May 23, 1987, Greencastle, Ind. - "We're caught up in a huge change in the basics of life, as big as the shift from a hunting to an agricultural society; as big as the shift from agriculture to industry in the past two centuries," veteran journalist Howard K. Smith told DePauw University's Class of 1987 today.  Smith, the former anchor of the ABC Evening News, delivered the primary address at today's commencement exercises. A total of 585 undergraduates received degrees in the ceremonies, which took place on East College Lawn.

Smith, who worked 45 years in the news business, says technological changes will improve communication and transportation, and make national boundaries less important in the future.

"What this means is that we're becoming terribly intertwined -- so intertwined that we cannot go back," he said.  "We're all going to have to play by the same rules."

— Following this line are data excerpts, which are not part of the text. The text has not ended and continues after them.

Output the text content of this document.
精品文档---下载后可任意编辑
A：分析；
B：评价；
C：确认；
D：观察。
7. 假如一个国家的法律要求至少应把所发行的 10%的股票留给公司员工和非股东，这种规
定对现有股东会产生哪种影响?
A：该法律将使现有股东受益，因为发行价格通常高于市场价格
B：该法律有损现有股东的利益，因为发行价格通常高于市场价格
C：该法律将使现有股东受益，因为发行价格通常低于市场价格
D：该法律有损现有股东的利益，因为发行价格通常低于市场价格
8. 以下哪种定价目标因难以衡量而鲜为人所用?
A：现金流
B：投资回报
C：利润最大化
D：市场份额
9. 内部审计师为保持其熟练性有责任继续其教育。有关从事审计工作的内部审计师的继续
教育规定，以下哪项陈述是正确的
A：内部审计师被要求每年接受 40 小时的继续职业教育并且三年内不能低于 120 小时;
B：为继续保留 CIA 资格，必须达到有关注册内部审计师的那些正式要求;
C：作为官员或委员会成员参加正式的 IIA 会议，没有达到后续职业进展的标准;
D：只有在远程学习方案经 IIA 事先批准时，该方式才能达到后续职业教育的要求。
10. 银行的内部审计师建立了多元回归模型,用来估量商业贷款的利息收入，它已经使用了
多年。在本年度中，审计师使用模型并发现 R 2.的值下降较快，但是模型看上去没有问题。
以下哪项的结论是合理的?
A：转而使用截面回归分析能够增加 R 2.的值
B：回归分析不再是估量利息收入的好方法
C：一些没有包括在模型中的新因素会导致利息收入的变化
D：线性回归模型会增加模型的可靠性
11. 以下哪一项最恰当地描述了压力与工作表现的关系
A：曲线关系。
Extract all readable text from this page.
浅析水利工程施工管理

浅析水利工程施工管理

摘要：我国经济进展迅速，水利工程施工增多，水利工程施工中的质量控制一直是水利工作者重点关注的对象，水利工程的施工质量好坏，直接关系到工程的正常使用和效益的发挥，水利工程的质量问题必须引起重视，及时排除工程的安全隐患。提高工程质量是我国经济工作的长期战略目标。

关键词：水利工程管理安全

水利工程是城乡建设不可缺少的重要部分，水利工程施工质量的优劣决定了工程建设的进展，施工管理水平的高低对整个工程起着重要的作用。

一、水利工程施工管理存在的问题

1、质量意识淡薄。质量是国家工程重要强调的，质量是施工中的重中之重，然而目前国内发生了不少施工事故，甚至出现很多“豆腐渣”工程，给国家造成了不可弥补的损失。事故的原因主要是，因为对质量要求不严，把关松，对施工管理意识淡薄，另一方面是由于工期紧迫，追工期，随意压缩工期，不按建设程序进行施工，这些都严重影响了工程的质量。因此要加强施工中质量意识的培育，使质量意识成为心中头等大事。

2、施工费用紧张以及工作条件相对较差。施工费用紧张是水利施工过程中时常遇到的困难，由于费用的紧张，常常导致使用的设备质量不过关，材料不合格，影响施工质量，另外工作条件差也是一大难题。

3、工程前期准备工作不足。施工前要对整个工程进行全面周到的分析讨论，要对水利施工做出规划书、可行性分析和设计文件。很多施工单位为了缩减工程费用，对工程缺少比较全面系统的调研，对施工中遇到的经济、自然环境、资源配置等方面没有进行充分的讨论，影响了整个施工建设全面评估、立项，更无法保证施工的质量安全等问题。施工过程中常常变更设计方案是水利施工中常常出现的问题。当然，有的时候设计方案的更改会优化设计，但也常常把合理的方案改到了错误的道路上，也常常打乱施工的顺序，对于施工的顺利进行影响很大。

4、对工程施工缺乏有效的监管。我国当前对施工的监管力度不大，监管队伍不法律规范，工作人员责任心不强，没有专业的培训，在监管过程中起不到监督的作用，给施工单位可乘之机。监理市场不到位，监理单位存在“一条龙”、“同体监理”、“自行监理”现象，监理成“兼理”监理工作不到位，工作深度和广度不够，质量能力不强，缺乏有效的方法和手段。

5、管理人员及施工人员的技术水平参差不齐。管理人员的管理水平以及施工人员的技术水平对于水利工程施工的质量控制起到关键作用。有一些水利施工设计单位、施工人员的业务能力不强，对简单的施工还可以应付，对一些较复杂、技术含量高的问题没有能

The newsman predicts that America, Japan and Europe will eventually work together on economic and political issues.  "The rest of the world will have to adjust to these three great powerhouses," according to Smith.  "It's going to mean ghat if war doesn't happen between then and now it will mean peaceful dissolution of communism."

He added, "I think what we're approaching is one world -- not for idealistic reasons, but for reasons of simple practicality."

Smith served as co-anchor of ABC Evening News for seven years. He has won virtually every important award for excellence in broadcasting, including the Peabody and an Emmy. Smith is a six-time winner of the Overseas Press Club Award for reporting and interpreting foreign affairs and was twice honored with the DuPont Commentary Award.

He told the new graduates, "If morals and ethics are to improve, you'll have to improve them."  And, of the future, he warned, "This is not a utopia I'm talking about; indeed it's likely to be very imperfect.  The 20th century is a good example of great material growth, but with moral horrors.  The two bloodiest, costliest wars have taken place in this century, and many nations have been run by tyrants.

Smith was also awarded an honorary doctoral degree at today's program.  Honorary degrees were also presented to: Florence Howe, founder and president of the Feminist Press; Wesley John Lyda '35, a professor of mathematics and education at major universities in Maryland, Texas, Georgia, Ohio and Indiana; Anna Johnson Julian, an executive at Julian Laboratories and Julian Associates, Inc.; Allan Wheeler Ferrin, retired executive vice president of the American Management Association and former vice president of the board of directors of Meredith Corporation; and Gertrude R. Crain, chair of the board of directors of Crain Communications.